---
title: VulnOps Reasoning Benchmark
emoji: 🛡️
colorFrom: blue
colorTo: indigo
sdk: docker
app_port: 7860
pinned: false
tags:
  - openenv
---
# VulnOps OpenEnv

`vulnops` is an OpenEnv benchmark for open-source vulnerability operations. The agent plays the role of a maintainer or security analyst working through incoming vulnerability cases, revealing supporting evidence, filling a structured draft, and submitting the correct next maintainer action.

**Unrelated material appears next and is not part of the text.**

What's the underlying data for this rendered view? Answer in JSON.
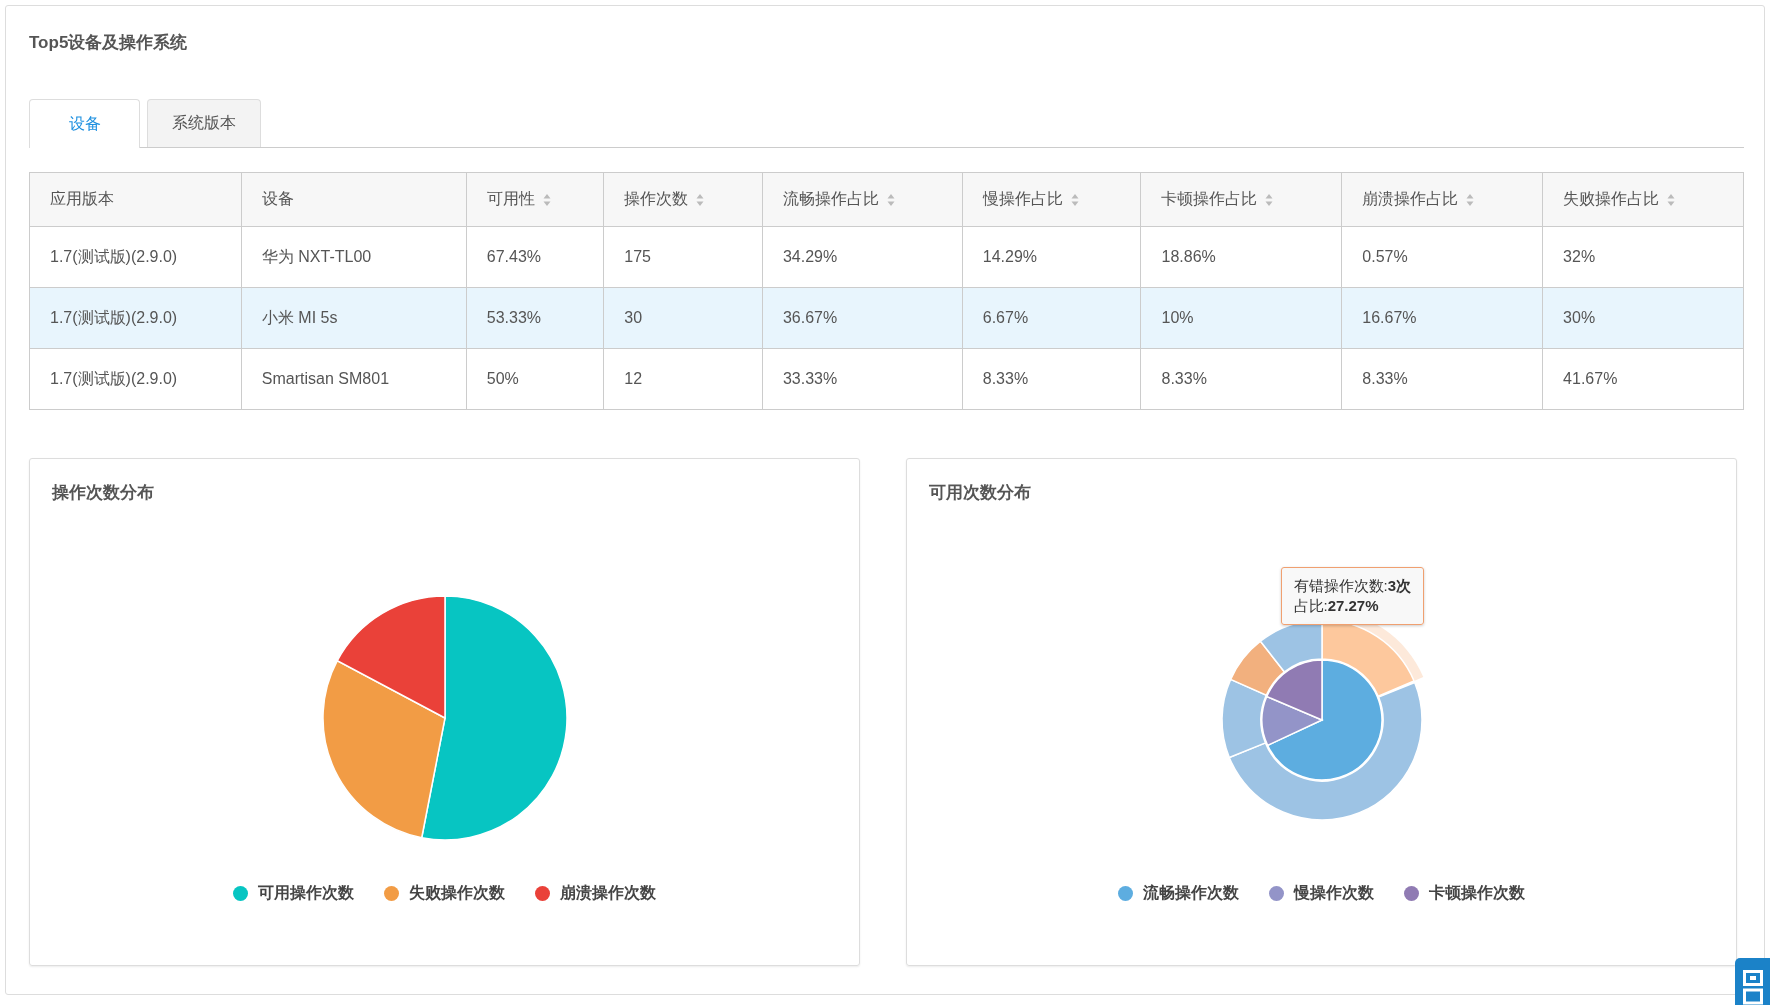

This benchmark is intentionally not a bug-fixing environment and not a generic classifier. It models a real workflow: validating advisories, identifying affected packages and versions, weighing severity versus exploitability, and deciding whether to patch or publish an advisory.

## Data sources

The benchmark now pulls case data from live public vulnerability feeds at runtime:

- OSV for package identity, advisory details, affected ranges, and references
- NVD for normalized CVE descriptions and CVSS severity metadata
- EPSS for exploitability scoring signals

The environment normalizes those live responses into hidden ground truth on `reset()`. To keep tests, local development, and offline execution stable, each task also includes a bundled fallback snapshot that is used when the APIs are unavailable.

In addition to the task-specific fallbacks, the container now ships with a broader cache of 200 provider-backed fallback snapshots under `data/snapshots/`. That keeps the image self-sufficient and gives us room to expand the benchmark without depending entirely on live API availability.

## Why this is useful

- Real-world utility: OSS maintainers triage reports like these every week.
- Deterministic grading: each case has hidden ground truth and a reproducible scorer.
- Multi-step rewards: the agent earns signal for revealing good evidence and filling the draft correctly before final submission.
- Lightweight deployment: no VM, browser, or external datasets are required at runtime.

## Environment interface

The environment implements the standard OpenEnv APIs:

- `reset(task_id=...) -> VulnTriageObservation`
- `step(VulnTriageAction) -> VulnTriageObservation`
- `state -> VulnTriageState`

### Action space

`VulnTriageAction` has these fields:

- `action_type`: one of `read_report`, `inspect_evidence`, `search_nvd_database`, `fetch_commit_diff`, `message_maintainer`, `set_validity`, `set_affected_package`, `set_affected_versions`, `set_severity`, `set_exploitability`, `set_next_action`, `set_missing_information`, `request_more_info`, `submit_triage`
- `evidence_id`: used with `inspect_evidence`
- `value`: generic value for label-setting and missing-information actions
- `rationale`: optional free-form note

### Observation space

`VulnTriageObservation` returns:

- task metadata: `task_id`, `difficulty`, `objective`
- `report_summary`
- `visible_evidence`
- `available_evidence`
- `draft`
- `action_history`
- `steps_remaining`
- `score_breakdown`
- `final_score`
- standard OpenEnv fields: `reward`, `done`, `metadata`

## Task ladder

### 1. GuardDog Path Traversal
- Difficulty: easy
- Goal: Validate the report, identify the package and fixed range, and choose `patch`.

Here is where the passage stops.